Keempat tempat ibadah tersebut ialah Masjid Jami’ Al-Anwar, Vihara Thay Hin Bio, Gereja Katolik Ratu Damai, dan Vihara Amurwa Bhumi. Masyarakat di kelurahan ini juga sangat heterogen.


“Kalau mau belajar tentang keheterogenan, tempatnya adalah di Kelurahan Pesawahan, Kecamatan Telukbetung Selatan,” kata salah seorang tokoh masyarakat setempat, M Irfandi kepada NU Online Lampung, Rabu (20/12/2023).


Masjid Jami’ Al Anwar berada di Jalan Laksamana Malahayati. Masjid tertua di Provinsi Lampung ini dibangun pada tahun 1839, sebagai saksi penyebaran agama Islam di Lampung.   


Masjid ini memiliki halaman yang cukup luas untuk parkir jamaah yang akan melaksanakan shalat yang berasal dari berbagai daerah. Lokasinya pun strategis karena berada di pinggir jalan raya dan dekat dengan pusat pertokoan Telukbetung.  


Sejak dulu hubungan antarumat beragama, termasuk para pengurus masjid, gereja, dan vihara ini sangat erat. Pernah ketika di Masjid Al Anwar ada masalah dengan air untuk berwudhu, pihak pengurus gereja turut membantu memperbaiki mesin hingga saluran airnya. 

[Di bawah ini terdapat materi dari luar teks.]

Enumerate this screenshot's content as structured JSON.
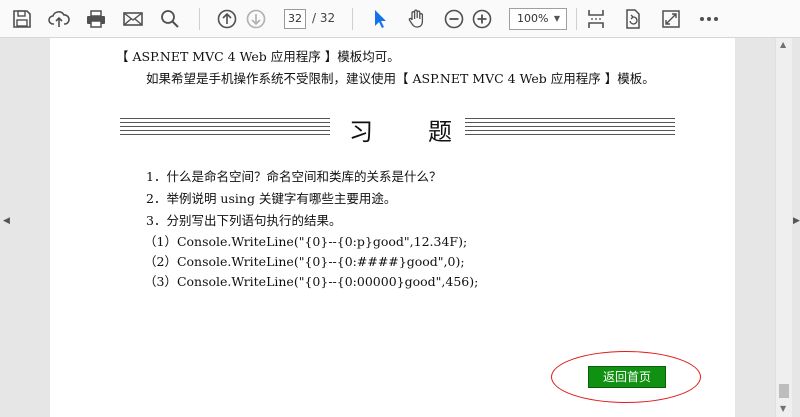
{
  "toolbar": {
    "page_current": "32",
    "page_total": "/  32",
    "zoom_value": "100%"
  },
  "document": {
    "line1": "【 ASP.NET MVC 4 Web 应用程序 】模板均可。",
    "line2": "如果希望是手机操作系统不受限制，建议使用【 ASP.NET MVC 4 Web 应用程序 】模板。",
    "heading_char1": "习",
    "heading_char2": "题",
    "questions": [
      "1．什么是命名空间？命名空间和类库的关系是什么？",
      "2．举例说明 using 关键字有哪些主要用途。",
      "3．分别写出下列语句执行的结果。",
      "（1）Console.WriteLine(\"{0}--{0:p}good\",12.34F);",
      "（2）Console.WriteLine(\"{0}--{0:####}good\",0);",
      "（3）Console.WriteLine(\"{0}--{0:00000}good\",456);"
    ],
    "home_button": "返回首页"
  },
  "colors": {
    "home_button_bg": "#119111",
    "annotation_oval": "#e21a1a",
    "pointer_tool": "#1473e6"
  }
}
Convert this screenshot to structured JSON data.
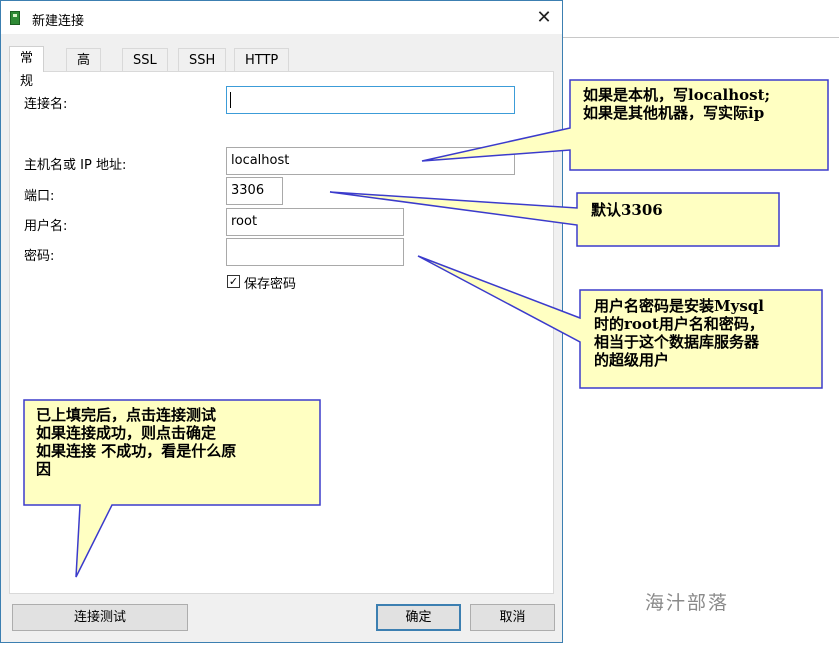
{
  "dialog": {
    "title": "新建连接",
    "close_glyph": "✕",
    "icon": "database-icon"
  },
  "tabs": [
    {
      "label": "常规",
      "active": true
    },
    {
      "label": "高级",
      "active": false
    },
    {
      "label": "SSL",
      "active": false
    },
    {
      "label": "SSH",
      "active": false
    },
    {
      "label": "HTTP",
      "active": false
    }
  ],
  "form": {
    "connection_name_label": "连接名:",
    "connection_name_value": "",
    "host_label": "主机名或 IP 地址:",
    "host_value": "localhost",
    "port_label": "端口:",
    "port_value": "3306",
    "user_label": "用户名:",
    "user_value": "root",
    "password_label": "密码:",
    "password_value": "",
    "save_password_label": "保存密码",
    "save_password_checked": "✓"
  },
  "buttons": {
    "test": "连接测试",
    "ok": "确定",
    "cancel": "取消"
  },
  "notes": {
    "host_line1": "如果是本机，写localhost;",
    "host_line2": "如果是其他机器，写实际ip",
    "port": "默认3306",
    "user_line1": "用户名密码是安装Mysql",
    "user_line2": "时的root用户名和密码，",
    "user_line3": "相当于这个数据库服务器",
    "user_line4": "的超级用户",
    "test_line1": "已上填完后，点击连接测试",
    "test_line2": "如果连接成功，则点击确定",
    "test_line3": "如果连接 不成功，看是什么原",
    "test_line4": "因"
  },
  "colors": {
    "note_fill": "#ffffc2",
    "note_border": "#3b3bcc",
    "accent": "#3c7fb1"
  },
  "watermark": "海汁部落"
}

“Kalau mau menguras bak yang besar itu, pihak gereja yang mengeluarkan uang untuk biaya pengerjaannya. Hal itu dilakukan pada zaman Pendeta Kana. Kalau di masjid airnya macet atau mati, maka Pendeta Kana marah jika tidak diberitahu, karena hal itu menurutnya adalah tanggung jawab dia,” kata Irfandi. Bantuan dari gereja tersebut adalah secara sukarela, tanpa ada pembicaraan dan kerja sama secara tertulis.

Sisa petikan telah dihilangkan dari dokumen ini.